But Harmer had seen the depth of Falcon Seelster, and realized that maybe Nihilator was not the unbeatable champion he appeared to be. Harmer’s plan became to “stalk” the big horse and “beat his brains in” if he could.

Their first stop on the Nihilator tour was the Prix d’Ete. Nihilator was entered, but ended up not racing. That left Falcon Seelster to romp by more than five lengths in 1:53.2.

A week later, Nihilator was headed to the Little Brown Jug, to which Falcon Seelster was neither nominated, nor could he be supplemented. But Harmer had no plans to miss the Delaware dance.

“Charlie Day and I felt we had to showcase him to get his real value,” Harmer recalled. “My idea was that we should go to the Jug and go in the open, and try to break the [half-mile track] world record.

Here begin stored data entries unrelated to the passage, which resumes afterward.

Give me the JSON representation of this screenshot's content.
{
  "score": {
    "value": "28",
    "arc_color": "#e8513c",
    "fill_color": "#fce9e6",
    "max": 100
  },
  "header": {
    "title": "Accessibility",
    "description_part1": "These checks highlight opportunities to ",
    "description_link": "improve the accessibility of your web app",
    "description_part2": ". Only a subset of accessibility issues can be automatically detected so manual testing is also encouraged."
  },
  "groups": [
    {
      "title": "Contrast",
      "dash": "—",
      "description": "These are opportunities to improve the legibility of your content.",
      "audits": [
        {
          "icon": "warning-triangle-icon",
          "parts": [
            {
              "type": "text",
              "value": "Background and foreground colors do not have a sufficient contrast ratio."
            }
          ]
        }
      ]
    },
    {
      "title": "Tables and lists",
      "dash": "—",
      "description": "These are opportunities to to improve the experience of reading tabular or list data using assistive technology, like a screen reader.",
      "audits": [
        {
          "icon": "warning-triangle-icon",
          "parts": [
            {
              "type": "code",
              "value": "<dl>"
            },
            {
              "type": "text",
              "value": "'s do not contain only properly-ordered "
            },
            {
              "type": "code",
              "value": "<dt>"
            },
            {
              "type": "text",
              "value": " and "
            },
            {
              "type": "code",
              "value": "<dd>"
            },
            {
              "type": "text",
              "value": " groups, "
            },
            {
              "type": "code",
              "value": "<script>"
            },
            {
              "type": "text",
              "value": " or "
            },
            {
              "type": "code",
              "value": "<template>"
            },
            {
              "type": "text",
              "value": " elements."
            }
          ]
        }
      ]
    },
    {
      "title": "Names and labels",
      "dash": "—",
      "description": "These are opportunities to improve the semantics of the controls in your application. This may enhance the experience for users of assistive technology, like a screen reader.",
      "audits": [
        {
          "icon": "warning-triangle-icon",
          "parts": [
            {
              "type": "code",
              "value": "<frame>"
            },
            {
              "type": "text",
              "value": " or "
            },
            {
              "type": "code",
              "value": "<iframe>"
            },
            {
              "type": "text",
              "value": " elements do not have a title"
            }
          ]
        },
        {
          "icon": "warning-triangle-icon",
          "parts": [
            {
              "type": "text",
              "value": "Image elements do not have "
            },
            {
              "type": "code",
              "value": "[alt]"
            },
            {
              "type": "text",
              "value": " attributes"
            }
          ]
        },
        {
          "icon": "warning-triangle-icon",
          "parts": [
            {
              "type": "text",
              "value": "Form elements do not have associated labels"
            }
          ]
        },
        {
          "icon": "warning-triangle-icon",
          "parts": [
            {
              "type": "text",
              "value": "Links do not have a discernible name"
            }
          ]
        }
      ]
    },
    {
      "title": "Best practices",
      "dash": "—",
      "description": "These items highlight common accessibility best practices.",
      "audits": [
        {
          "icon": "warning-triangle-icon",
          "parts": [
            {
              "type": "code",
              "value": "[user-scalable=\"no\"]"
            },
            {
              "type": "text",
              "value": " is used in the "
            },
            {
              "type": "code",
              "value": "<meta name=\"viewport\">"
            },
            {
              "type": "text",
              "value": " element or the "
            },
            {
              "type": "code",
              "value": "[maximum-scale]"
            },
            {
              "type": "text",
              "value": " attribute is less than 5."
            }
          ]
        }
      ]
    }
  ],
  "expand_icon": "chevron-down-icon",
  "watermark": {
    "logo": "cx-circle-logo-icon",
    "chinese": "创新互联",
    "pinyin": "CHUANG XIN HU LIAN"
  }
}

At a good track like Delaware, with good weather, I knew my horse could do anything.

“I called the race office and asked if we could enter in the invitational, and go for a world record. I said I wanted to go as close to the Jug as possible, so people wouldn’t say it was the track or the weather was better. I wanted the conditions to be the same so we could be compared to the best horses in the country.”

It was 82 and cloudless, with strains of “Turkey in the Straw” filtering from the infield, as Harmer and his colt stood in the paddock awaiting the call for race 10. Barberry Spur had won the first division of The Standardbred in 1:55.2 a race before. Two Jug elims and the final would follow Falcon Seelster’s effort.

Charlie kept saying. ‘Aren’t you nervous?’ and I said no,” Harmer recalled. “I was excited. I was so looking forward to it.

As Falcon Seelster stood by with a cooler half-way across his back, his ears pricked toward the on-track activity, Day and Harmer went through the desired fractions. The driver planned a 27-second first quarter, and the half around 55 seconds. He hoped to hit the three-quarters in 1:22 and roll on home from there.

“You can’t go that fast!” Day responded. “He’ll be too tired to come home.”

“He won’t be too tired,” Harmer said emphatically. “He thrives on this.”

As groom Ed Kolross pulled the colt’s blanket, Harmer slid into the racebike and was led out of the Delaware paddock and onto the track, as the crowd pulsated around him. Falcon Seelster was barred from the wagering, but that did nothing to decrease the palpable excitement that rippled around the oval. Falcon Seelster rambled by, seemingly oblivious to all the hype.

And then he headed to the gate.

“From that day to this day, when I watch that tape of that race, I get goose pimples,” said Harmer. “To this day, after 20 years, I still get goose bumps when I watch him.”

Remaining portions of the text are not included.